As part of the overall National Pollutant Discharge Elimination System/State Disposal System (NPDES/SDS) permit program, the City is permitted by the Minnesota Pollution Control Agency to discharge storm water to waters of the State under the small Municipal Separate Storm Sewer System (MS4) permit. As part of this permit, the City is required to develop, implement, and enforce a Storm Water Pollution Prevention Program (SWPPP). The SWPPP requires six minimum control measures:
Public education and outreach
Public participation and involvement
Illicit discharge detection and elimination
Construction site stormwater runoff control
Post-construction stormwater management
Pollution prevention/good housekeeping for municipal operations
The comment period for the current application is August 24 - September 24. Comments can be submitted via email to Paul Schultz at firstname.lastname@example.org no later than September 24.
Rain Gardens Make Sense
The term "rain garden" is still new, but one that is becoming more familiar to citizens and the raingardens themselves more prominent in our cities and individual yards.
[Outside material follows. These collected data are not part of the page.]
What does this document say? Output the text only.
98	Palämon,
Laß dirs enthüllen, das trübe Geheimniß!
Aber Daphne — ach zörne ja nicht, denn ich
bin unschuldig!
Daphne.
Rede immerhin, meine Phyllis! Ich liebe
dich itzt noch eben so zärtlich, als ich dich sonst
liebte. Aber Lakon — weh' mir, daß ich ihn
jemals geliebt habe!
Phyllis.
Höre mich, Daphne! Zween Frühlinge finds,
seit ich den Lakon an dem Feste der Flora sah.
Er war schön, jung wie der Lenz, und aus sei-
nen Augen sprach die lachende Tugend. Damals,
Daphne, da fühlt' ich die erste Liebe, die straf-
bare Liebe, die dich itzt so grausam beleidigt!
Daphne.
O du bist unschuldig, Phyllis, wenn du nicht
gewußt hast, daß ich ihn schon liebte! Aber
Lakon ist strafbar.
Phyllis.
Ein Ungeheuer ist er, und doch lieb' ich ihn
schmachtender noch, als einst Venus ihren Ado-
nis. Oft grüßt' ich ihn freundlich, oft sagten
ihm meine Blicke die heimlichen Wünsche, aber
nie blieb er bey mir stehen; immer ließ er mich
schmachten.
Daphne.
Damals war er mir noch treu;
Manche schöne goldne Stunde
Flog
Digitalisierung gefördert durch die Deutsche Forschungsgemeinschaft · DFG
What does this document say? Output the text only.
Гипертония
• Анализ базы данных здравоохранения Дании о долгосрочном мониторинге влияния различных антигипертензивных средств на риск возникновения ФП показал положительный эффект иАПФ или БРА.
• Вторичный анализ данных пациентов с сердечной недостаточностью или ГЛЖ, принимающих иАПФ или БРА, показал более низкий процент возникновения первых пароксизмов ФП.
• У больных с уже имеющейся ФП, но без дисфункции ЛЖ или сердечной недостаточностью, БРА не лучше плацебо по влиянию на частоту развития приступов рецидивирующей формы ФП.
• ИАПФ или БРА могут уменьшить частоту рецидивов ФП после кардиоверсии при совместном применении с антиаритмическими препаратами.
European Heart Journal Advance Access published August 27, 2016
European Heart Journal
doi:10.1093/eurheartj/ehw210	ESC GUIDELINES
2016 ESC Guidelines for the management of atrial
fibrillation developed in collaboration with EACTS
A rain garden is a shallow depression garden designed to catch and treat stormwater runoff, which is the leading cause of water pollution in the United States. Runoff is created in areas with impervious surfaces such as roads, parking lots, roofs or even compacted soils as rain and snowmelt is unable to soak into the ground thus it "runs off" the surface. This runoff flows to the nearest lake, river, pond, or wetland picking up and carrying with it pollutants on the surfaces such as sediment, nutrients, pet waste and bacteria, oils, and grease.